The Shot: Episode 2, Being a Judge Hurts

Number one rule of being a judge in a reality TV show (or any judge, for that matter): Do NOT, no matter what, let your emotions cloud your judgment.

I broke it.

Point in case, the eviction of Ivan. It turned out to be an emotional beating I wasn't prepared for.

The contestants were challenged with shooting a children's clothing campaign. On presentation of the campaigns, it was clear that Dean's team (himself, Piper, and Ivan) had the worst images. Their photographs were more children's nightmare than child's clothing campaign, Ivan's shot (featuring a headless child!) being the most macabre.

This, followed by his episode-one disaster (a "boob shot" of Marissa Miller, again headless,) was a strong enough case to eliminate Ivan.

Now, what you don't know is that the producers tell us nothing of the contestant's background before the show, so as not to affect our professional opinion. Until this time....

The contestants reenter the (baking hot) elimination room, we prepare to evict, when Russell decides to share his knowledge/burden about Ivan.

"He's a Serbian refugee ... he taught himself English so he could become a fashion photographer ... if he leaves the show he will be deported back to Croatia, to ... (pause) ... live in a trailer."

What? No. NO!

Now, what you don't see is that with cameras still rolling, Italo and I frantically scribble notes between each other.

"We can't do this!"

We ask to cut filming and send the anxious contestants back out of the elimination room. Executive Producer (and reality-TV guru — responsible for America's Next Top Model) Ken Mok comes in from the gallery to see what the drama is. Whilst precious production dollars go down the drain, and the contestants anxiously wait outside, we debate.
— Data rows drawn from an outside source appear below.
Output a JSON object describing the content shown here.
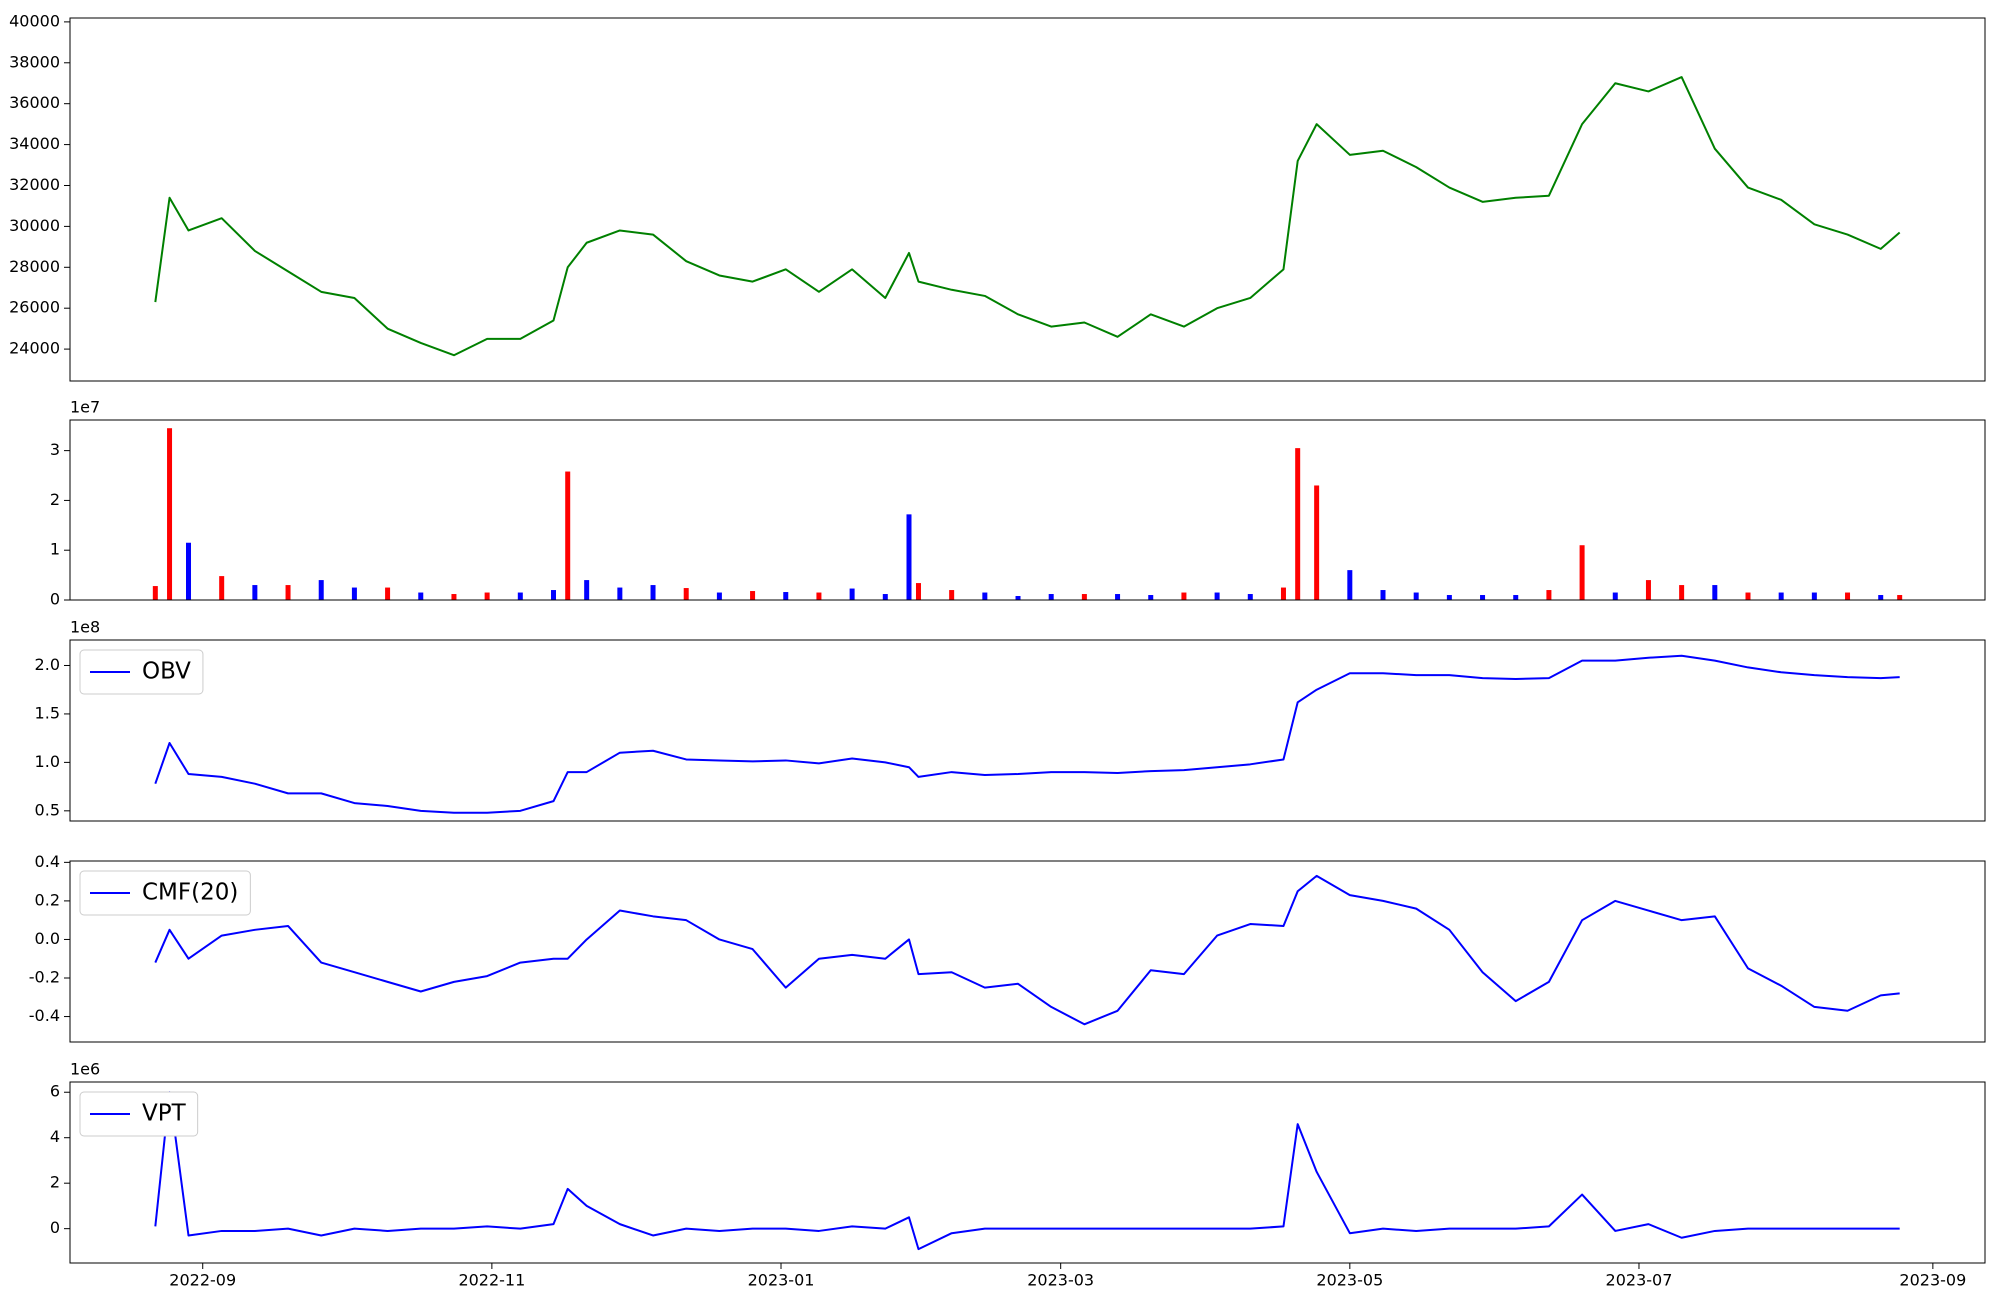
{
  "chart_data": [
    {
      "type": "line",
      "x": [
        "2022-08-22",
        "2022-08-25",
        "2022-08-29",
        "2022-09-05",
        "2022-09-12",
        "2022-09-19",
        "2022-09-26",
        "2022-10-03",
        "2022-10-10",
        "2022-10-17",
        "2022-10-24",
        "2022-10-31",
        "2022-11-07",
        "2022-11-14",
        "2022-11-17",
        "2022-11-21",
        "2022-11-28",
        "2022-12-05",
        "2022-12-12",
        "2022-12-19",
        "2022-12-26",
        "2023-01-02",
        "2023-01-09",
        "2023-01-16",
        "2023-01-23",
        "2023-01-28",
        "2023-01-30",
        "2023-02-06",
        "2023-02-13",
        "2023-02-20",
        "2023-02-27",
        "2023-03-06",
        "2023-03-13",
        "2023-03-20",
        "2023-03-27",
        "2023-04-03",
        "2023-04-10",
        "2023-04-17",
        "2023-04-20",
        "2023-04-24",
        "2023-05-01",
        "2023-05-08",
        "2023-05-15",
        "2023-05-22",
        "2023-05-29",
        "2023-06-05",
        "2023-06-12",
        "2023-06-19",
        "2023-06-26",
        "2023-07-03",
        "2023-07-10",
        "2023-07-17",
        "2023-07-24",
        "2023-07-31",
        "2023-08-07",
        "2023-08-14",
        "2023-08-21",
        "2023-08-25"
      ],
      "values": [
        26300,
        31400,
        29800,
        30400,
        28800,
        27800,
        26800,
        26500,
        25000,
        24300,
        23700,
        24500,
        24500,
        25400,
        28000,
        29200,
        29800,
        29600,
        28300,
        27600,
        27300,
        27900,
        26800,
        27900,
        26500,
        28700,
        27300,
        26900,
        26600,
        25700,
        25100,
        25300,
        24600,
        25700,
        25100,
        26000,
        26500,
        27900,
        33200,
        35000,
        33500,
        33700,
        32900,
        31900,
        31200,
        31400,
        31500,
        35000,
        37000,
        36600,
        37300,
        33800,
        31900,
        31300,
        30100,
        29600,
        28900,
        29700
      ],
      "color": "#008000",
      "xlim": [
        "2022-08-04",
        "2023-09-12"
      ],
      "ylim": [
        22440,
        40190
      ],
      "yticks": [
        24000,
        26000,
        28000,
        30000,
        32000,
        34000,
        36000,
        38000,
        40000
      ]
    },
    {
      "type": "bar",
      "x": [
        "2022-08-22",
        "2022-08-25",
        "2022-08-29",
        "2022-09-05",
        "2022-09-12",
        "2022-09-19",
        "2022-09-26",
        "2022-10-03",
        "2022-10-10",
        "2022-10-17",
        "2022-10-24",
        "2022-10-31",
        "2022-11-07",
        "2022-11-14",
        "2022-11-17",
        "2022-11-21",
        "2022-11-28",
        "2022-12-05",
        "2022-12-12",
        "2022-12-19",
        "2022-12-26",
        "2023-01-02",
        "2023-01-09",
        "2023-01-16",
        "2023-01-23",
        "2023-01-28",
        "2023-01-30",
        "2023-02-06",
        "2023-02-13",
        "2023-02-20",
        "2023-02-27",
        "2023-03-06",
        "2023-03-13",
        "2023-03-20",
        "2023-03-27",
        "2023-04-03",
        "2023-04-10",
        "2023-04-17",
        "2023-04-20",
        "2023-04-24",
        "2023-05-01",
        "2023-05-08",
        "2023-05-15",
        "2023-05-22",
        "2023-05-29",
        "2023-06-05",
        "2023-06-12",
        "2023-06-19",
        "2023-06-26",
        "2023-07-03",
        "2023-07-10",
        "2023-07-17",
        "2023-07-24",
        "2023-07-31",
        "2023-08-07",
        "2023-08-14",
        "2023-08-21",
        "2023-08-25"
      ],
      "values": [
        2800000,
        34500000,
        11500000,
        4800000,
        3000000,
        3000000,
        4000000,
        2500000,
        2500000,
        1500000,
        1200000,
        1500000,
        1500000,
        2000000,
        25800000,
        4000000,
        2500000,
        3000000,
        2400000,
        1500000,
        1800000,
        1600000,
        1500000,
        2300000,
        1200000,
        17200000,
        3400000,
        2000000,
        1500000,
        800000,
        1200000,
        1200000,
        1200000,
        1000000,
        1500000,
        1500000,
        1200000,
        2500000,
        30500000,
        23000000,
        6000000,
        2000000,
        1500000,
        1000000,
        1000000,
        1000000,
        2000000,
        11000000,
        1500000,
        4000000,
        3000000,
        3000000,
        1500000,
        1500000,
        1500000,
        1500000,
        1000000,
        1000000
      ],
      "colors": [
        "red",
        "red",
        "blue",
        "red",
        "blue",
        "red",
        "blue",
        "blue",
        "red",
        "blue",
        "red",
        "red",
        "blue",
        "blue",
        "red",
        "blue",
        "blue",
        "blue",
        "red",
        "blue",
        "red",
        "blue",
        "red",
        "blue",
        "blue",
        "blue",
        "red",
        "red",
        "blue",
        "blue",
        "blue",
        "red",
        "blue",
        "blue",
        "red",
        "blue",
        "blue",
        "red",
        "red",
        "red",
        "blue",
        "blue",
        "blue",
        "blue",
        "blue",
        "blue",
        "red",
        "red",
        "blue",
        "red",
        "red",
        "blue",
        "red",
        "blue",
        "blue",
        "red",
        "blue",
        "red"
      ],
      "xlim": [
        "2022-08-04",
        "2023-09-12"
      ],
      "ylim": [
        0,
        36150000
      ],
      "yticks": [
        0,
        {
          "value": 10000000,
          "label": "1"
        },
        {
          "value": 20000000,
          "label": "2"
        },
        {
          "value": 30000000,
          "label": "3"
        }
      ],
      "offset_label": "1e7"
    },
    {
      "type": "line",
      "x": [
        "2022-08-22",
        "2022-08-25",
        "2022-08-29",
        "2022-09-05",
        "2022-09-12",
        "2022-09-19",
        "2022-09-26",
        "2022-10-03",
        "2022-10-10",
        "2022-10-17",
        "2022-10-24",
        "2022-10-31",
        "2022-11-07",
        "2022-11-14",
        "2022-11-17",
        "2022-11-21",
        "2022-11-28",
        "2022-12-05",
        "2022-12-12",
        "2022-12-19",
        "2022-12-26",
        "2023-01-02",
        "2023-01-09",
        "2023-01-16",
        "2023-01-23",
        "2023-01-28",
        "2023-01-30",
        "2023-02-06",
        "2023-02-13",
        "2023-02-20",
        "2023-02-27",
        "2023-03-06",
        "2023-03-13",
        "2023-03-20",
        "2023-03-27",
        "2023-04-03",
        "2023-04-10",
        "2023-04-17",
        "2023-04-20",
        "2023-04-24",
        "2023-05-01",
        "2023-05-08",
        "2023-05-15",
        "2023-05-22",
        "2023-05-29",
        "2023-06-05",
        "2023-06-12",
        "2023-06-19",
        "2023-06-26",
        "2023-07-03",
        "2023-07-10",
        "2023-07-17",
        "2023-07-24",
        "2023-07-31",
        "2023-08-07",
        "2023-08-14",
        "2023-08-21",
        "2023-08-25"
      ],
      "series": [
        {
          "name": "OBV",
          "color": "#0000ff",
          "values": [
            78000000,
            120000000,
            88000000,
            85000000,
            78000000,
            68000000,
            68000000,
            58000000,
            55000000,
            50000000,
            48000000,
            48000000,
            50000000,
            60000000,
            90000000,
            90000000,
            110000000,
            112000000,
            103000000,
            102000000,
            101000000,
            102000000,
            99000000,
            104000000,
            100000000,
            95000000,
            85000000,
            90000000,
            87000000,
            88000000,
            90000000,
            90000000,
            89000000,
            91000000,
            92000000,
            95000000,
            98000000,
            103000000,
            162000000,
            175000000,
            192000000,
            192000000,
            190000000,
            190000000,
            187000000,
            186000000,
            187000000,
            205000000,
            205000000,
            208000000,
            210000000,
            205000000,
            198000000,
            193000000,
            190000000,
            188000000,
            187000000,
            188000000
          ]
        }
      ],
      "legend": "upper left",
      "xlim": [
        "2022-08-04",
        "2023-09-12"
      ],
      "ylim": [
        39500000,
        226300000
      ],
      "yticks": [
        {
          "value": 50000000,
          "label": "0.5"
        },
        {
          "value": 100000000,
          "label": "1.0"
        },
        {
          "value": 150000000,
          "label": "1.5"
        },
        {
          "value": 200000000,
          "label": "2.0"
        }
      ],
      "offset_label": "1e8"
    },
    {
      "type": "line",
      "x": [
        "2022-08-22",
        "2022-08-25",
        "2022-08-29",
        "2022-09-05",
        "2022-09-12",
        "2022-09-19",
        "2022-09-26",
        "2022-10-03",
        "2022-10-10",
        "2022-10-17",
        "2022-10-24",
        "2022-10-31",
        "2022-11-07",
        "2022-11-14",
        "2022-11-17",
        "2022-11-21",
        "2022-11-28",
        "2022-12-05",
        "2022-12-12",
        "2022-12-19",
        "2022-12-26",
        "2023-01-02",
        "2023-01-09",
        "2023-01-16",
        "2023-01-23",
        "2023-01-28",
        "2023-01-30",
        "2023-02-06",
        "2023-02-13",
        "2023-02-20",
        "2023-02-27",
        "2023-03-06",
        "2023-03-13",
        "2023-03-20",
        "2023-03-27",
        "2023-04-03",
        "2023-04-10",
        "2023-04-17",
        "2023-04-20",
        "2023-04-24",
        "2023-05-01",
        "2023-05-08",
        "2023-05-15",
        "2023-05-22",
        "2023-05-29",
        "2023-06-05",
        "2023-06-12",
        "2023-06-19",
        "2023-06-26",
        "2023-07-03",
        "2023-07-10",
        "2023-07-17",
        "2023-07-24",
        "2023-07-31",
        "2023-08-07",
        "2023-08-14",
        "2023-08-21",
        "2023-08-25"
      ],
      "series": [
        {
          "name": "CMF(20)",
          "color": "#0000ff",
          "values": [
            -0.12,
            0.05,
            -0.1,
            0.02,
            0.05,
            0.07,
            -0.12,
            -0.17,
            -0.22,
            -0.27,
            -0.22,
            -0.19,
            -0.12,
            -0.1,
            -0.1,
            0.0,
            0.15,
            0.12,
            0.1,
            0.0,
            -0.05,
            -0.25,
            -0.1,
            -0.08,
            -0.1,
            0.0,
            -0.18,
            -0.17,
            -0.25,
            -0.23,
            -0.35,
            -0.44,
            -0.37,
            -0.16,
            -0.18,
            0.02,
            0.08,
            0.07,
            0.25,
            0.33,
            0.23,
            0.2,
            0.16,
            0.05,
            -0.17,
            -0.32,
            -0.22,
            0.1,
            0.2,
            0.15,
            0.1,
            0.12,
            -0.15,
            -0.24,
            -0.35,
            -0.37,
            -0.29,
            -0.28
          ]
        }
      ],
      "legend": "upper left",
      "xlim": [
        "2022-08-04",
        "2023-09-12"
      ],
      "ylim": [
        -0.532,
        0.407
      ],
      "yticks": [
        -0.4,
        -0.2,
        {
          "value": 0,
          "label": "0.0"
        },
        0.2,
        0.4
      ]
    },
    {
      "type": "line",
      "x": [
        "2022-08-22",
        "2022-08-25",
        "2022-08-29",
        "2022-09-05",
        "2022-09-12",
        "2022-09-19",
        "2022-09-26",
        "2022-10-03",
        "2022-10-10",
        "2022-10-17",
        "2022-10-24",
        "2022-10-31",
        "2022-11-07",
        "2022-11-14",
        "2022-11-17",
        "2022-11-21",
        "2022-11-28",
        "2022-12-05",
        "2022-12-12",
        "2022-12-19",
        "2022-12-26",
        "2023-01-02",
        "2023-01-09",
        "2023-01-16",
        "2023-01-23",
        "2023-01-28",
        "2023-01-30",
        "2023-02-06",
        "2023-02-13",
        "2023-02-20",
        "2023-02-27",
        "2023-03-06",
        "2023-03-13",
        "2023-03-20",
        "2023-03-27",
        "2023-04-03",
        "2023-04-10",
        "2023-04-17",
        "2023-04-20",
        "2023-04-24",
        "2023-05-01",
        "2023-05-08",
        "2023-05-15",
        "2023-05-22",
        "2023-05-29",
        "2023-06-05",
        "2023-06-12",
        "2023-06-19",
        "2023-06-26",
        "2023-07-03",
        "2023-07-10",
        "2023-07-17",
        "2023-07-24",
        "2023-07-31",
        "2023-08-07",
        "2023-08-14",
        "2023-08-21",
        "2023-08-25"
      ],
      "series": [
        {
          "name": "VPT",
          "color": "#0000ff",
          "values": [
            100000,
            6000000,
            -300000,
            -100000,
            -100000,
            0,
            -300000,
            0,
            -100000,
            0,
            0,
            100000,
            0,
            200000,
            1750000,
            1000000,
            200000,
            -300000,
            0,
            -100000,
            0,
            0,
            -100000,
            100000,
            0,
            500000,
            -900000,
            -200000,
            0,
            0,
            0,
            0,
            0,
            0,
            0,
            0,
            0,
            100000,
            4600000,
            2500000,
            -200000,
            0,
            -100000,
            0,
            0,
            0,
            100000,
            1500000,
            -100000,
            200000,
            -400000,
            -100000,
            0,
            0,
            0,
            0,
            0,
            0
          ]
        }
      ],
      "legend": "upper left",
      "xlim": [
        "2022-08-04",
        "2023-09-12"
      ],
      "ylim": [
        -1510000,
        6450000
      ],
      "yticks": [
        0,
        {
          "value": 2000000,
          "label": "2"
        },
        {
          "value": 4000000,
          "label": "4"
        },
        {
          "value": 6000000,
          "label": "6"
        }
      ],
      "offset_label": "1e6",
      "xticks": [
        {
          "value": "2022-09-01",
          "label": "2022-09"
        },
        {
          "value": "2022-11-01",
          "label": "2022-11"
        },
        {
          "value": "2023-01-01",
          "label": "2023-01"
        },
        {
          "value": "2023-03-01",
          "label": "2023-03"
        },
        {
          "value": "2023-05-01",
          "label": "2023-05"
        },
        {
          "value": "2023-07-01",
          "label": "2023-07"
        },
        {
          "value": "2023-09-01",
          "label": "2023-09"
        }
      ]
    }
  ]
}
I try to convince the others (and myself) that Ivan is not a terrible photographer. He has talent! It's a futile effort, and clear to all that it's out of pity. Judgment muddles with professional opinion.

I fight.

I lose.

He's not a fashion photographer and he has to leave the competition.

The contestants reenter.

We evict Ivan.

Through Russell's earpiece I hear close up on Zanna, as the tears roll ... so do the cameras.

The studio is dead. No "woohoo-ing" — that's a wrap tonight. Italo zooms out, the cast sheds tears, (they obviously know his tale), and even the burly cameraman has a lip tremble.

Russell and I go to a bar and glug wine. Pointless. There's no lifting us. I lie in bed concocting a (chardonnay-fueled) plan to get another contestant disqualified and bring Ivan back. Silly. But it made me feel vaguely better.

In retrospect, it was the right decision. Fashion photography is a highly competitive business (there are more photographers in NYC than cab drivers), and he isn't up to the task ... yet, still, I'm no Simon Cowell, and shattering dreams does not come without a guilty pain.

Ivan, I'm sorry. But you will make a great still-life photographer. And believe me, there are far less egos in that world to contend with!